Iraq: Leading politician Allawi promises to help refugees, IDPs
|Publisher||Integrated Regional Information Networks (IRIN)|
|Publication Date||30 March 2010|
|Cite as||Integrated Regional Information Networks (IRIN), Iraq: Leading politician Allawi promises to help refugees, IDPs, 30 March 2010, available at: http://www.refworld.org/docid/4bb4bde71e.html [accessed 4 May 2016]|
|Disclaimer||This is not a UNHCR publication. UNHCR is not responsible for, nor does it necessarily endorse, its content. Any views expressed are solely those of the author or publisher and do not necessarily reflect those of UNHCR, the United Nations or its Member States.|
BAGHDAD, 30 March 2010 (IRIN) - Ayad Allawi, leader of the secular Iraqiya alliance which narrowly won national elections on 7 March, has pledged to make the return of refugees and internally displaced persons (IDPs) a top priority, but many political uncertainties lie ahead.
"There are millions of Iraqi people inside and outside Iraq who have been turfed out of their homes? and are experiencing injustice. We will work to help them return to their homes," Allawi told his supporters on 27 March, a day after the announcement of the preliminary results.
Allawi's alliance beat rival State of Law alliance leader Nouri Maliki by 91 seats to 89 for the yet-to-be-formed 325-seat parliament. However, both are a long way short of the 163 seats needed to form a majority and are therefore in meetings with the other political blocs to form alliances. Maliki is challenging the vote count in court.
The issue of displaced people must be a top priority for the coming government, said Basil Abdul-Wahab al-Azawi, head of the Baghdad-based Commission of Society Enterprises, an umbrella group of more than 1,000 NGOs inside and outside Iraq.
"Any delay in forming the new government due to the expected political wrangling will have a dangerous impact on IDPs and refugees," he said.
Hassam Kamil, professor of mass media at the University of Baghdad and a political analyst, said accurate and comprehensive data on IDP numbers, their whereabouts and needs was urgently needed. "It is not only a security-related issue, but also a social, economic and political one. And all these aspects should be taken into consideration by the new government," he told IRIN.
Since 2003 some four million people were forced to flee their homes, either abroad - chiefly to Syria and Jordan - or to other areas of their own country.
In its latest report on 17 March, Washington-based Refugees International said the humanitarian situation facing Iraqi refugees and IDPs "is quickly becoming a protracted one" and called on the USA, donors and the Iraqi government to join forces to expand humanitarian programmes.
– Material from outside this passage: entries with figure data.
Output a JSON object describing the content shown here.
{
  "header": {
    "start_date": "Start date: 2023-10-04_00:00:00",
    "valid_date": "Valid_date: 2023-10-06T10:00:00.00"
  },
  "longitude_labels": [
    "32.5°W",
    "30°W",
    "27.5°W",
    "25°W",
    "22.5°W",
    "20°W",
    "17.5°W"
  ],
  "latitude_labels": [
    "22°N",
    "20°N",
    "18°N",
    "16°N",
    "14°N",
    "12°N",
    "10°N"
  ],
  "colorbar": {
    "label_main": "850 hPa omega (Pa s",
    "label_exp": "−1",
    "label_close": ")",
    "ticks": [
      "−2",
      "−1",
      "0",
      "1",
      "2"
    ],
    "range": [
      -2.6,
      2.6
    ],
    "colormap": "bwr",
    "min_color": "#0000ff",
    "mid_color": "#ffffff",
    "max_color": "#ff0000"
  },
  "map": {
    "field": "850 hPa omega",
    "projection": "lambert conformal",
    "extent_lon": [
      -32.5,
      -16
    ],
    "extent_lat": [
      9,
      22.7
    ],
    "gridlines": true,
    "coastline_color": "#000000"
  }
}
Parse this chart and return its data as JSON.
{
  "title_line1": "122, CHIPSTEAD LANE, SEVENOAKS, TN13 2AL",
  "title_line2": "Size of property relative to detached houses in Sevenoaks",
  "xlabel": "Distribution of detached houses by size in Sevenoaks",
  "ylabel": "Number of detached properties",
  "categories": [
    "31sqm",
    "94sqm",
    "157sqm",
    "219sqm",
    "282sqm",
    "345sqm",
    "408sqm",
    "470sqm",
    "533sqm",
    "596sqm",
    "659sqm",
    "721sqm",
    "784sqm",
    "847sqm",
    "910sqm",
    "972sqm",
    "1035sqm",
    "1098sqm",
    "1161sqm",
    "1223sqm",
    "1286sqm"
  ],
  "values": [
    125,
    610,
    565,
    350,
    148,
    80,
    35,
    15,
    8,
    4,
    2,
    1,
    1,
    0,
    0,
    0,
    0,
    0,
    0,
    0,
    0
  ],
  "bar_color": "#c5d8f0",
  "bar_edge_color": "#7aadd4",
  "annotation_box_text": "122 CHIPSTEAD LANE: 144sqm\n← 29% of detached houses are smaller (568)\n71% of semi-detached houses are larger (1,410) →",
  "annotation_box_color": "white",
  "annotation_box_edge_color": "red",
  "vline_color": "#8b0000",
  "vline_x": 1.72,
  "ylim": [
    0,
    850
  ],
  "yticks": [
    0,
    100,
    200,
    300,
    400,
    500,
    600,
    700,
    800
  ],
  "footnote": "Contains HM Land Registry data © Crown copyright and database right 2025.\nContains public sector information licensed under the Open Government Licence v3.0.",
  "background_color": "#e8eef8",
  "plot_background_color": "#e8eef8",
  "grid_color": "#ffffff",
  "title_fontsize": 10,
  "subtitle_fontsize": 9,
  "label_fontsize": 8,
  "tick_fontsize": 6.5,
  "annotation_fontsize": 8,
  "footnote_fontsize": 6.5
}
"Many fear returning to their original homes. Most are too poor to relocate. The settlements all lack basic services, including water, sanitation, and electricity, and are built in precarious places - under bridges, alongside railroad tracks and amongst garbage dumps," the report said.
It said that despite the governments of Iraq and the USA, among others, encouraging returns, "much of the current displacement is likely to be permanent".
"People will continue to return home, but only at a trickle. Lack of security and jobs continues to be a strong deterrent. Others are simply too traumatized to return to their places of origin. Long-term solutions must be found for these people," it added.